Allocation Check-In

Strong equity market performance this year has provided a welcome boost to the total market value of many investment portfolios. As we approach the start of a new year, it is a good time to take a fresh look at your portfolio to ensure that it still aligns with your long-term goals. Many things can cause a well-aligned portfolio to fall out of alignment, such as a shift in risk tolerance, a change in financial goals, a life-status change, and the focus of today’s commentary: market performance. Even if nothing has changed with your personal financial situation, goals, or risk tolerance, market performance can dictate the necessity to rebalance a portfolio. Uneven performance between asset classes can cause a portfolio to move out of alignment from target allocations (known as drift). Regularly rebalancing your portfolio to re-align with target allocations can help to ensure that your portfolio performs as intended within appropriate risk levels.

At a high level, many portfolios are diversified between growth assets (primarily equities for many investors) and assets targeted to preserve wealth (typically invested in fixed income).
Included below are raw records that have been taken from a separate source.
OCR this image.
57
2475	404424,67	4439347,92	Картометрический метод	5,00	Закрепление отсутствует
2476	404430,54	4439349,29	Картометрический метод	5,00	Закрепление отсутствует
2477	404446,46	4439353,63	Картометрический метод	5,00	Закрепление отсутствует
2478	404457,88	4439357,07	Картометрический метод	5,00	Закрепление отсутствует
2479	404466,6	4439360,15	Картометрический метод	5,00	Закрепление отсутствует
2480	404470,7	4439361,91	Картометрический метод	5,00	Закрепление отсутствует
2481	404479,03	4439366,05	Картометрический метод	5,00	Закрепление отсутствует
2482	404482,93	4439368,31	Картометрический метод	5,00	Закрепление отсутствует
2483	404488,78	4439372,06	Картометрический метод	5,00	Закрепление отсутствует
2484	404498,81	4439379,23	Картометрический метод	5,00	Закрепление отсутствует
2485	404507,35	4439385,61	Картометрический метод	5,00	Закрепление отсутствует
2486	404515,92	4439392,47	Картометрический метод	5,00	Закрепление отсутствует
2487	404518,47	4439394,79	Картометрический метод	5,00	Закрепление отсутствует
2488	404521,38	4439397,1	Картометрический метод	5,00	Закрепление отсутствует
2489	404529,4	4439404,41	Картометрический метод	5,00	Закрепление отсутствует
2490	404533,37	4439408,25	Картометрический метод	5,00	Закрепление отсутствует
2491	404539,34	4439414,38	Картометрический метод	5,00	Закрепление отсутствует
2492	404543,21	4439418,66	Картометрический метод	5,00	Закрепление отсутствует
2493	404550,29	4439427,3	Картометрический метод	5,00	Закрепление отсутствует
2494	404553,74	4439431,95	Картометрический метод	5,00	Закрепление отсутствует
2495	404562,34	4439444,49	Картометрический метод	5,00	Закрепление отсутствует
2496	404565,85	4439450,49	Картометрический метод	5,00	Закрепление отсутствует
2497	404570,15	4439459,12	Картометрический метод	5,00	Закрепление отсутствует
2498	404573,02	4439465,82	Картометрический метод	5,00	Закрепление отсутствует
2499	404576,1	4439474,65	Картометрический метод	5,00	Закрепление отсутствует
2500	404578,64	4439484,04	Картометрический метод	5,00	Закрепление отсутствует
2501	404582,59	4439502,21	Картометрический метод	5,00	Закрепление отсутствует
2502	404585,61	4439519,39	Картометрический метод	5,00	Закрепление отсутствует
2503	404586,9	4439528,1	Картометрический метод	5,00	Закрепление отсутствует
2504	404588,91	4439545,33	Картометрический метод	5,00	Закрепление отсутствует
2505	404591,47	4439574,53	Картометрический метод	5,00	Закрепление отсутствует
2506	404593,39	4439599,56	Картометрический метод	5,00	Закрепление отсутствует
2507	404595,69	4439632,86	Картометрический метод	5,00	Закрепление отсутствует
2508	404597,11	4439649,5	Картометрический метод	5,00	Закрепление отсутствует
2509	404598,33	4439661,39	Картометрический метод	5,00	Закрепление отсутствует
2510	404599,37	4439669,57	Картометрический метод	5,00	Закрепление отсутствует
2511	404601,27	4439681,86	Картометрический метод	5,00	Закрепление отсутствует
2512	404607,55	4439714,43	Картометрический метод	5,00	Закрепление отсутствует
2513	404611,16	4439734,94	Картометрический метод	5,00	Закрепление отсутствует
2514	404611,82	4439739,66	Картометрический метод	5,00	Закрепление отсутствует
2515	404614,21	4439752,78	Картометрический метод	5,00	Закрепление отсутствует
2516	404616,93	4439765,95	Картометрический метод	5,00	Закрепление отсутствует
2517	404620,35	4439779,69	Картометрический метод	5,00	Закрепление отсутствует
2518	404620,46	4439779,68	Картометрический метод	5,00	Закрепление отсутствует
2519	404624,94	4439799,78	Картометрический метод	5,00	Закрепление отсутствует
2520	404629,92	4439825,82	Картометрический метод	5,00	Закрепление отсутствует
The S&P 500 Total Return Index is up over 29% year-to-date while the US Aggregate Total Return Index (a broad market measure of bond market returns) is up by under 3%. The strong outperformance of equities this year relative to the bond market means that many investors are likely over-allocated to the growth/riskier portion of their portfolio. While being over-invested in equities might feel good when markets are going up, it can expose investors to undue risk and a more painful experience if/when there is an equity market pullback.

A hypothetical example may provide some context. The below chart illustrates an investor who had a $2 million portfolio with a 50/50 allocation at the beginning of the year. Given the year-to-date performance of each asset class (equities: +29.24%, fixed income: +2.76%) the current portfolio would be out of alignment from the target 50/50 allocation. As shown at the bottom of the chart, this portfolio could sell $132,400 of their equities and reinvest it into fixed income which would realign it to the desired target allocation/risk level going forward.